Injured Children Show Marked Increase in Mental Health Diagnoses

By Hillary Eames
Friday, January 18, 2019

Children who are hospitalized for injuries may subsequently be more likely to be diagnosed with mental health issues, recent research suggests.

Authors of A study in The Journal of Pediatrics found that children treated for serious injuries were 63 percent more likely to be diagnosed with a mental health condition after their injury. They were also 155 percent more likely to be prescribed medication to treat mental illness.

Researchers observed more than 2,200 children who had been hospitalized for unintentional injuries at Nationwide Children’s Hospital in Columbus, Ohio, from June 2005 to May 2015. The children, who were 18 years of age or younger, were enrolled in the facility’s managed-Medicaid program, allowing them to receive a baseline mental health evaluation.

Mental health diagnosis rates varied considerably by injury type. Children who experienced head injuries were up to five times as likely to have a mental health diagnosis one year after their injury, according to the study. Children age 4 or younger who suffered burns were eight times as likely to be diagnosed with a mental health condition post-injury.

Increases in diagnoses were especially noteworthy for stress-related conditions, such as learning, eating, sleep and adjustment disorders.

Mounting Evidence

The findings reinforce earlier research that suggests pediatric injuries have a connection to mental health conditions.

A similar study in the Canadian Medical Association Journal found that major physical trauma was associated with a 40 percent higher rate of hospitalization for mental health diagnoses. The study also found that children under age 18 who suffered a major injury had the largest increased risk of hospitalization for mental health diagnoses. The researchers concluded that mental health services should be part of the traumatic-injury recovery process for injured children.

Another study, published in PM&R, the journal of the American Academy of Physical Medicine and Rehabilitation, found adolescents who suffered a traumatic brain injury were three times as likely to receive mental health services as their uninjured peers.

“We expect children to show a certain amount of stress and discomfort as a result of spending time in the hospital for an injury ...,” Julie Leonard, MD, MPH, Associate Professor of Pediatrics at Nationwide Children’s and Ohio State University College of Medicine, Associate Director of the Center for Pediatric Trauma Research at Nationwide Children’s, and Principal Investigator in the Center for Injury Research and Policy, says in a news release about the most recent study. “[I]t’s clear that there are often serious mental health concerns after children go home. We, as healthcare providers, need to do a better job assessing children for mental health needs, identifying high-risk children and referring them to mental health providers before sending them home.”

Correlation vs. Causation

Experts caution that the findings do not necessarily demonstrate that injuries cause mental health issues in children.

“There is not a direct correlation between an injury and an emotional response, except in cases of trauma-related injuries such as abuse, assault and neglect,” says David Adams, PhD, ABPP, FAACP, Director of Atlanta Medical Psychology. “Children, like adults, are variable in their response to physical and emotional demands. Some weather this period with appreciable optimism and strength. Others become dependent, feel helpless in a healthcare environment and lack the resources to cope without psychological intervention.”

Questions about Causation

There are some limitations regarding interpretation of the findings of the National Children’s Hospital study linking childhood injuries and mental health issues.

For example, children observed in the study may have had pre-existing mental health conditions that were diagnosed only after extended time spent with healthcare providers, Julie Leonard, MD, MPH, Associate Professor of Pediatrics at Nationwide Children’s and Ohio State University College of Medicine, Associate Director of the Center for Pediatric Trauma Research at Nationwide Children’s, and Principal Investigator in the Center for Injury Research and Policy, explains in a HealthDay article about the study.

Moreover, an injury could simply have exacerbated existing mental health issues, Reshma Naidoo, PhD, PSA Director of Cognitive Neuroscience at Nicklaus Children’s Hospital in Miami, pediatric neuropsychologist and neurorehabilitation specialist, tells MD News.

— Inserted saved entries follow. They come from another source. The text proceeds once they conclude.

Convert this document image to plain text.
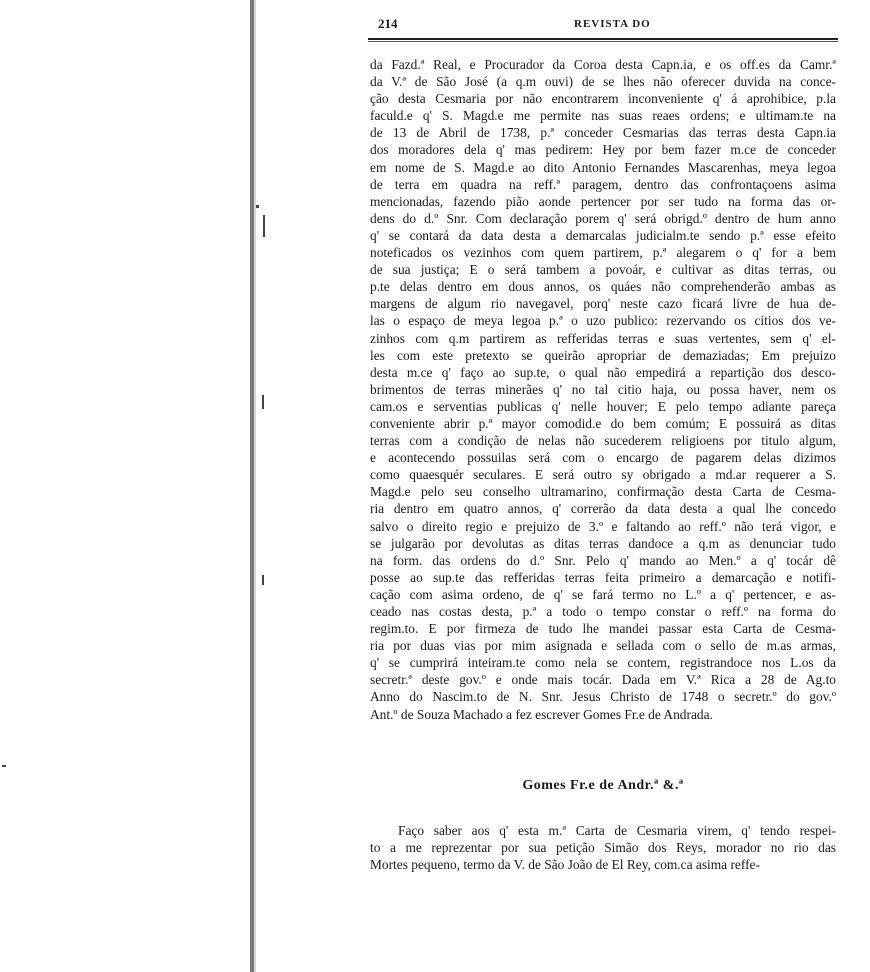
214	REVISTA DO
da Fazd.ª Real, e Procurador da Coroa desta Capn.ia, e os off.es da Camr.ª
da V.ª de São José (a q.m ouvi) de se lhes não oferecer duvida na conce-
ção desta Cesmaria por não encontrarem inconveniente q' á aprohibice, p.la
faculd.e q' S. Magd.e me permite nas suas reaes ordens; e ultimam.te na
de 13 de Abril de 1738, p.ª conceder Cesmarias das terras desta Capn.ia
dos moradores dela q' mas pedirem: Hey por bem fazer m.ce de conceder
em nome de S. Magd.e ao dito Antonio Fernandes Mascarenhas, meya legoa
de terra em quadra na reff.ª paragem, dentro das confrontaçoens asima
mencionadas, fazendo pião aonde pertencer por ser tudo na forma das or-
dens do d.º Snr. Com declaração porem q' será obrigd.º dentro de hum anno
q' se contará da data desta a demarcalas judicialm.te sendo p.ª esse efeito
noteficados os vezinhos com quem partirem, p.ª alegarem o q' for a bem
de sua justiça; E o será tambem a povoár, e cultivar as ditas terras, ou
p.te delas dentro em dous annos, os quáes não comprehenderão ambas as
margens de algum rio navegavel, porq' neste cazo ficará livre de hua de-
las o espaço de meya legoa p.ª o uzo publico: rezervando os citios dos ve-
zinhos com q.m partirem as refferidas terras e suas vertentes, sem q' el-
les com este pretexto se queirão apropriar de demaziadas; Em prejuizo
desta m.ce q' faço ao sup.te, o qual não empedirá a repartição dos desco-
brimentos de terras minerães q' no tal citio haja, ou possa haver, nem os
cam.os e serventias publicas q' nelle houver; E pelo tempo adiante pareça
conveniente abrir p.ª mayor comodid.e do bem comúm; E possuirá as ditas
terras com a condição de nelas não sucederem religioens por titulo algum,
e acontecendo possuilas será com o encargo de pagarem delas dizimos
como quaesquér seculares. E será outro sy obrigado a md.ar requerer a S.
Magd.e pelo seu conselho ultramarino, confirmação desta Carta de Cesma-
ria dentro em quatro annos, q' correrão da data desta a qual lhe concedo
salvo o direito regio e prejuizo de 3.º e faltando ao reff.º não terá vigor, e
se julgarão por devolutas as ditas terras dandoce a q.m as denunciar tudo
na form. das ordens do d.º Snr. Pelo q' mando ao Men.º a q' tocár dê
posse ao sup.te das refferidas terras feita primeiro a demarcação e notifi-
cação com asima ordeno, de q' se fará termo no L.º a q' pertencer, e as-
ceado nas costas desta, p.ª a todo o tempo constar o reff.º na forma do
regim.to. E por firmeza de tudo lhe mandei passar esta Carta de Cesma-
ria por duas vias por mim asignada e sellada com o sello de m.as armas,
q' se cumprirá inteiram.te como nela se contem, registrandoce nos L.os da
secretr.ª deste gov.º e onde mais tocár. Dada em V.ª Rica a 28 de Ag.to
Anno do Nascim.to de N. Snr. Jesus Christo de 1748 o secretr.º do gov.º
Ant.º de Souza Machado a fez escrever Gomes Fr.e de Andrada.
Gomes Fr.e de Andr.ª &.ª
Faço saber aos q' esta m.ª Carta de Cesmaria virem, q' tendo respei-
to a me reprezentar por sua petição Simão dos Reys, morador no rio das
Mortes pequeno, termo da V. de São João de El Rey, com.ca asima reffe-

And regardless of age or mental health, Naidoo says, an injury causes some level of stress, and providers may have difficulty differentiating between a pre-existing condition and a predictable response to physical trauma.

“You probably would be looking at diagnostic criteria, severity and the length of the problem,” Naidoo says. “The expected amount of stress, I would say, is difficult to know ... [but] the stress is situational. Mental health [issues] tend to be of longer duration and tend to be pervasive and debilitating across environments. Stress tends to be situation-limited and time-limited, unless the stressor is chronic.”

Naidoo suggests mental health screenings should be part of an injured child’s course of treatment. As a follow-up, children who seem to have a mental health condition should receive behavioral therapy, as should their parents or caretakers.

“It’s a very effective way to provide tools and mechanisms to the child and the family to decrease stressors before they become insurmountable,” Naidoo says. “It becomes something in the parents’ toolkit that they can forever draw on, teaching parents how to handle anxiety [in a way] that’s ... more functional.”